Home value protection insurance might not be worth the cost when property prices are the lowest they have been in decades.

Several weeks ago, we were asked a question about whether someone should buy insurance on their property value that would pay off if the value of the property declined. We suggested that buying property value insurance when property prices are the lowest they have been relative to income in decades wouldn’t be a prudent use of resources.

Steve Ryles, CEO of Home Value Protection Insurance begged to disagree. In a long email, he wrote that there is a market for homeowners who “cannot risk losing their equity to an uncertain housing market.”

“You rightly point out that the decision to purchase a home often involves many factors, such as the community, the schools and proximity to work and family. However, for most people, their home is their single largest investment and often represents all, or nearly all, of their net worth. Thus, loss in home value can have devastating effects on a family’s financial well-being.
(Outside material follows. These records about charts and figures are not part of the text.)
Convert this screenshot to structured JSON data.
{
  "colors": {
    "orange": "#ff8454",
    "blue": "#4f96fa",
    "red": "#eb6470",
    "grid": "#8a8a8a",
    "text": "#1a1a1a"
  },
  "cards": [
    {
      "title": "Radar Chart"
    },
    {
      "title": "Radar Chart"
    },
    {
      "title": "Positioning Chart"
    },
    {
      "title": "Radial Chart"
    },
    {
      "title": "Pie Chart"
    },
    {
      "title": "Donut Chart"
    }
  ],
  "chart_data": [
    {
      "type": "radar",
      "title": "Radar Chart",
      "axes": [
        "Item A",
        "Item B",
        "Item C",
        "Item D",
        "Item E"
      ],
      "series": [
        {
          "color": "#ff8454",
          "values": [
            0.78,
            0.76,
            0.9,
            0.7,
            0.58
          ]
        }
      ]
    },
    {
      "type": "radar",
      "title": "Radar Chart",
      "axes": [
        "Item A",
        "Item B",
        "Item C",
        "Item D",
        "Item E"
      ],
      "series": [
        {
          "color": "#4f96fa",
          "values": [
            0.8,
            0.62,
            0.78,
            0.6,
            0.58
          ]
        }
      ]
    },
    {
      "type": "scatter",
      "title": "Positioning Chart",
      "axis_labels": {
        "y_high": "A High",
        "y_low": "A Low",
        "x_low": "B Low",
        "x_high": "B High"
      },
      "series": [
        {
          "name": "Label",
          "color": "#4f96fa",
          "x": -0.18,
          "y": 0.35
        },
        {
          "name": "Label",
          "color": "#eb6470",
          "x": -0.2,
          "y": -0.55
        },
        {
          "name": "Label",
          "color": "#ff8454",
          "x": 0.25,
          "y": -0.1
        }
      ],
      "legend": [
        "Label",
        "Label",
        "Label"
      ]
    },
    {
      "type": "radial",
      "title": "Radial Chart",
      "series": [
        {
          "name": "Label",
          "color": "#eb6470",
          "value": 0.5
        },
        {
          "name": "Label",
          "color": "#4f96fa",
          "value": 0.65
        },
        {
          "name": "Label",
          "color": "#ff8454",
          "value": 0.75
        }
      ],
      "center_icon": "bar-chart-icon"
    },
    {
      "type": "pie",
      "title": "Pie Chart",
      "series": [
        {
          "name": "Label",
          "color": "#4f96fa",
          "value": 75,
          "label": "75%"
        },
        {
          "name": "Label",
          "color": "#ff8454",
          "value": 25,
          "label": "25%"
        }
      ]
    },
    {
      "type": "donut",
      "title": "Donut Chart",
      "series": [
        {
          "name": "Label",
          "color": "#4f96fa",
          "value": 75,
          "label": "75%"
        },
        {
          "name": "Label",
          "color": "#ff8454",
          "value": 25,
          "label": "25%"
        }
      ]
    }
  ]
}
If it is prudent for investors to hedge their stock and bond investments, is it not equally prudent for homeowners to protect their single largest asset?” he asked.

Historically, homeownership has provided the cornerstone of the typical homeowner’s net worth. After living in a home for a considerable period of time, the mortgage is paid down or paid off, and with any luck, the home has appreciated in value.

At least, this is how it used to work. With home values down an average of 30 percent or more (as much as 60 percent in some communities), home values have been rolled back to where they were more than a decade ago. In some communities, homeowners who bought 20 years ago find their homes are worth less than the price they paid for the home.

What companies that sell these sorts of policies would like you to think is that you’re protecting yourself from the downside. In fact, buying such an insurance policy now, when home prices are at historic lows relative to income, seems like a waste to us.

Ryles argues that the fear of losing this asset is exactly why a homeowner should buy home value protection.

“A nationwide survey of U.S. homeowners we conducted in October 2011 found that more than half of respondents (58 percent) rank declines in housing market value as the biggest risk to their home, significantly higher than a fire (15 percent), tornado (9 percent) or hurricane (8 percent). Homeowners insurance only protects the structure in case of fire, wind damage, etc. It does not protect the value of their investment,” he noted in his email.

“Every homeowner becomes a home seller; the only question is when and why. Life events such as a job loss or transfer, marriage, divorce, or other situations can drive the need to sell a home. Given the cyclical nature of the housing market, there is no guarantee the market will be up when someone needs to sell. Waiting until the market recovers is not an option for many people. If the housing market is down, families are unable to gain sufficient equity from the home sale to purchase their next home. Today there are many former homeowners who have become renters because of this very issue,” he added.

Whenever you buy an insurance product, it’s important to understand who the insurance company is and to ascertain the financial condition of the company. This Great Recession has put several insurance companies out of business, or they have eliminated coverage in various states. Heck, the Great Recession almost took down AIG, one of the largest insurance companies in the world.

Ryles argues that his company has invested millions of dollars in a multi-year process to be approved by state regulators. That’s a good start, but it is hardly a promise that this company will be there in 10 or 20 years, when you need to cash in on your policy.

We do agree with Ryles’ bottomline: “There is no easy answer to what the future will hold for America’s hundreds of different local housing markets. Local housing prices have been, and will continue to be, notoriously difficult to predict. Optimistically assuming the investment in our homes will be the reliable source of wealth creation that it was for the last 40 years may unfortunately be just that, optimistic.”

We still believe that there is a role for insurance in our daily lives, but not every action we take requires us to hedge that decision and buy an insurance policy. When many of us have life insurance, health insurance, homeowner’s insurance, dental insurance, vision insurance, long term care insurance, car insurance, and even umbrella insurance, the total cost for these various insurance policy premiums can be one of a family’s biggest line items in the budget.

Buying another insurance policy to cover the possible decline in home values when you might decide to sell your home doesn’t seem quite as important as health or life insurance. If you have an unlimited amount of money, you might decide to spend some here. But if you’re like us, with a fixed budget for insurance, you may make another choice.